- Born: 1946 (age 78–79)

Education
- Education: University of Texas, Austin (PhD, 1977)

Philosophical work
- Era: Contemporary philosophy
- Region: Western philosophy
- School: Analytic philosophy
- Institutions: California Institute of Technology (1983-2010), University of Pittsburgh (2010-2022)
- Main interests: Philosophy of science, Philosophy of biology, Philosophy of psychology, Moral Philosophy, Political Philosophy
- Notable ideas: Interventionist account of causation

= James Woodward (philosopher) =

American Philosopher

James Francis Woodward (born 1946) is an American philosopher who works mainly in philosophy of science with particular emphasis on causation and scientific explanation. In addition, Woodward has published in moral and political philosophy as well as philosophy of psychology. Woodward is Professor Emeritus in History and Philosophy of Science at the University of Pittsburgh, and was previously J.O. and Juliette Koepfli Professor of the Humanities at Caltech.

== Education and career ==
Woodward received his B.A. in Mathematics from Carleton College in 1968 and his Ph.D. in philosophy from the University of Texas at Austin in 1977.

He taught at Caltech (1992–2010) and the University of Pittsburgh (2010–2022). He became the J. O. and Juliette Koepfli Professor of the Humanities at Caltech in 2001 and a Distinguished Professor at the University of Pittsburgh in 2010.

He served as the President of the Philosophy of Science Association from 2010-2012, during which he gave a Presidential Address on the merits of functional accounts of causation, as opposed to metaphysical or intuitive accounts.

== Philosophical work ==
Woodward's main research is on the topics of causation, causal reasoning, and scientific explanation.

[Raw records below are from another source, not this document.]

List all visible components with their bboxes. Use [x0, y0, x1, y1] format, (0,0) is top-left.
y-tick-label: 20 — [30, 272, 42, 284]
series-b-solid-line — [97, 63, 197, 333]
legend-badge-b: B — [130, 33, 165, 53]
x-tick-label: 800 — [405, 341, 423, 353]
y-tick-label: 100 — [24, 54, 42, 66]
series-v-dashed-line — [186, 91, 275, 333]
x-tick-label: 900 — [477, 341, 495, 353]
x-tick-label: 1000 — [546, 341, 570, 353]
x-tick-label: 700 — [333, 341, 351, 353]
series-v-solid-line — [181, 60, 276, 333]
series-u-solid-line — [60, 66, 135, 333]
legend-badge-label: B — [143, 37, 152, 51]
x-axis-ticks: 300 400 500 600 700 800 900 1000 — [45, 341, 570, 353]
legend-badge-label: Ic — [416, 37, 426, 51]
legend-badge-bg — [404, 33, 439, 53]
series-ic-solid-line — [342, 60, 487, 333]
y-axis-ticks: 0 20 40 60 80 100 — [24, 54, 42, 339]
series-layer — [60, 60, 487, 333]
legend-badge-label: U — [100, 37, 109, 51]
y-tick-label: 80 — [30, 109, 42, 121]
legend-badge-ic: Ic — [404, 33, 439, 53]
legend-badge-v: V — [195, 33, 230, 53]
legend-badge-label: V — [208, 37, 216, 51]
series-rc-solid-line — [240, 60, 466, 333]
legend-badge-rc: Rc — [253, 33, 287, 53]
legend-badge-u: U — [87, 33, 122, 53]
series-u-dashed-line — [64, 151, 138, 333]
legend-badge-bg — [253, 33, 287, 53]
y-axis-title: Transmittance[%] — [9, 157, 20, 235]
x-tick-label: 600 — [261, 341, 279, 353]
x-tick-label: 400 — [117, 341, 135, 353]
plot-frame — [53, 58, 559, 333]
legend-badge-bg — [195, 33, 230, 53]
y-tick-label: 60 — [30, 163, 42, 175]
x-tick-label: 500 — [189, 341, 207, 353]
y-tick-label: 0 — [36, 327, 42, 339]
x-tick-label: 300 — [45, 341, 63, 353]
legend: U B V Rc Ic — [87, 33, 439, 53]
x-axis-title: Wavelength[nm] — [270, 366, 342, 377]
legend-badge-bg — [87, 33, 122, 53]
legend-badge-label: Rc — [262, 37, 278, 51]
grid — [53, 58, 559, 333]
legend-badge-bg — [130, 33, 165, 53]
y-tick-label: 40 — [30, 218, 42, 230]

Woodward is best known for providing a novel account of causation and causal explanation, referred to as the interventionist account. In its most basic form, according to interventionism about causation, for variables A and B, A is causally related B only in case that if a change were made to A then there would also be a change in B. The interventionist account is specifically designed to model the use of causal explanations in science and draws upon the manipulation of variables in scientific practice. Thus, rather than providing a metaphysical account of the nature of causation in general, the interventionist account provides a pragmatic conceptualization of how scientists explain particular phenomena. The interventionist account is especially notable for capturing the use of causal explanations in the life and social sciences, whereas other accounts of causation in the sciences tended to emphasize the physical sciences.

This account is detailed in many of his publications and in his book Making Things Happen (2003), which won the 2005 Lakatos Award. Philosopher Jenann Ismael states that this book is "arguably the most important philosophical book about causation to appear in decades" and psychologist Alison Gopnik states that Woodward's work has "revolutionized the philosophical discussion of causation". A more recent book Causation with a Human Face (2021) explores the empirical psychology of human causal cognition.

== Awards and honors ==
In 2005, Woodward’s book Making Things Happen won the Lakatos Award in Philosophy of Science.

In 2016 he was elected to the American Academy of Arts and Sciences. Woodward was also elected a fellow of the American Association for the Advancement of Science in 2018 in the Section on History and Philosophy of Science and was a fellow at the Center for Advanced Study in the Social and Behavioral Sciences for 2016–17.

== Bibliography ==

=== Books ===
Woodward, James F. 2003 Making things happen. ISBN 978-0195189537

Woodward, James F. 2021 Causation with a human face. ISBN 978-0197585412

=== Articles ===
"Saving the Phenomena," The Philosophical Review, (July 1988), 303-352. Co-authored with James Bogen.

"Explanation and Invariance in the Special Sciences." The British Journal for the Philosophy of Science (2/000), 197-254.

"Causation in Biology: Stability, Specificity, and the Choice of Levels of Explanation”. Biology and Philosophy (2010) 25: 287-318.

"The Non-Identity Problem," Ethics, (July 1986), 804-831.

"Moral Intuition: Its Neural Substrates and Normative Significance" (co-authored with John Allman) Journal of Physiology- Paris 101 (2007), pp. 179–202.